A small newspaper article puts Commissaire Jean-Baptiste Adamsberg back on the trail of a serial killer he's been tracking for thirty years. The killer's M.O. is unmistakeable: a knock on the head and three puncture wounds in a row, equally spaced and equally deep. No one by Adamsberg even accepts that the murders are related since the killer always provides a fall guy: someone too drunk to remember his actions and conveniently holding the ostensible murder weapon. One of those fall guys was Adamsberg's brother, so the commissaire has a personal stake in identifying the real killer. He even knows who it is: the draconian judge who terrorized their childhood.
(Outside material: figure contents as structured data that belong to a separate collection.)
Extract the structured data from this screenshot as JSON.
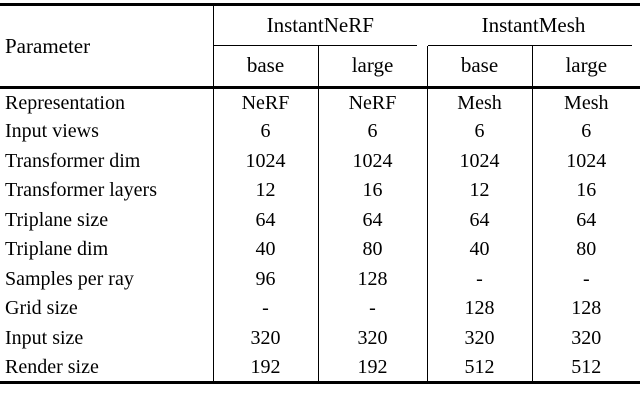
{
  "table": {
    "param_header": "Parameter",
    "groups": [
      {
        "label": "InstantNeRF",
        "subcols": [
          "base",
          "large"
        ]
      },
      {
        "label": "InstantMesh",
        "subcols": [
          "base",
          "large"
        ]
      }
    ],
    "rows": [
      {
        "param": "Representation",
        "values": [
          "NeRF",
          "NeRF",
          "Mesh",
          "Mesh"
        ]
      },
      {
        "param": "Input views",
        "values": [
          "6",
          "6",
          "6",
          "6"
        ]
      },
      {
        "param": "Transformer dim",
        "values": [
          "1024",
          "1024",
          "1024",
          "1024"
        ]
      },
      {
        "param": "Transformer layers",
        "values": [
          "12",
          "16",
          "12",
          "16"
        ]
      },
      {
        "param": "Triplane size",
        "values": [
          "64",
          "64",
          "64",
          "64"
        ]
      },
      {
        "param": "Triplane dim",
        "values": [
          "40",
          "80",
          "40",
          "80"
        ]
      },
      {
        "param": "Samples per ray",
        "values": [
          "96",
          "128",
          "-",
          "-"
        ]
      },
      {
        "param": "Grid size",
        "values": [
          "-",
          "-",
          "128",
          "128"
        ]
      },
      {
        "param": "Input size",
        "values": [
          "320",
          "320",
          "320",
          "320"
        ]
      },
      {
        "param": "Render size",
        "values": [
          "192",
          "192",
          "512",
          "512"
        ]
      }
    ],
    "colors": {
      "text": "#000000",
      "rule": "#000000",
      "background": "#ffffff"
    }
  }
}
Given the judge's power and reputation, no one took Adamsberg's accusations seriously. And now the judge has been dead for sixteen years.
Set in Paris and Quebec, where Adamsberg and several of his colleagues are sent to learn DNA profiling from the RCMP, this book is an engaging mix of complex storylines and eccentric characters. Plus, did I mention Paris and Quebec? The pacing suits me perfectly, as well: not a roller coaster ride, but action interspersed with some time for reflection. Add in some bits of esoteric knowledge and the remnants of a love affair gone wrong, and you have the perfect read for these autumn nights when the dark closes in early.
One thing that I look for in police procedurals, especially because it is so lacking in literary fiction, is a sense of office politics. I find work relationships quite fascinating, the permutations of power, the shifting alliances. Vargas delivers in spades. The relationship between the commissaire—the equivalent of a British Chief Superintendent, as the end note explains—and his co-workers contains the kind of nuances recognisable to the office-workers among us.
Brezillon, his superior, is deftly identified by a particular mannerism as someone who has risen from lower-class roots and is not ashamed of them, even as he enjoys the perks of wealth and position. Adamsberg's deputy, Danglard, also presents a challenge. Adamsberg does not know how far to trust him. The man seems loyal, but also does not bother to hide his disapproval of the commissaire. Adamsberg cannot be certain of either man's response when he himself is accused of murder.
This is the fifth book in Vargas's series. You can bet I will be looking for the others.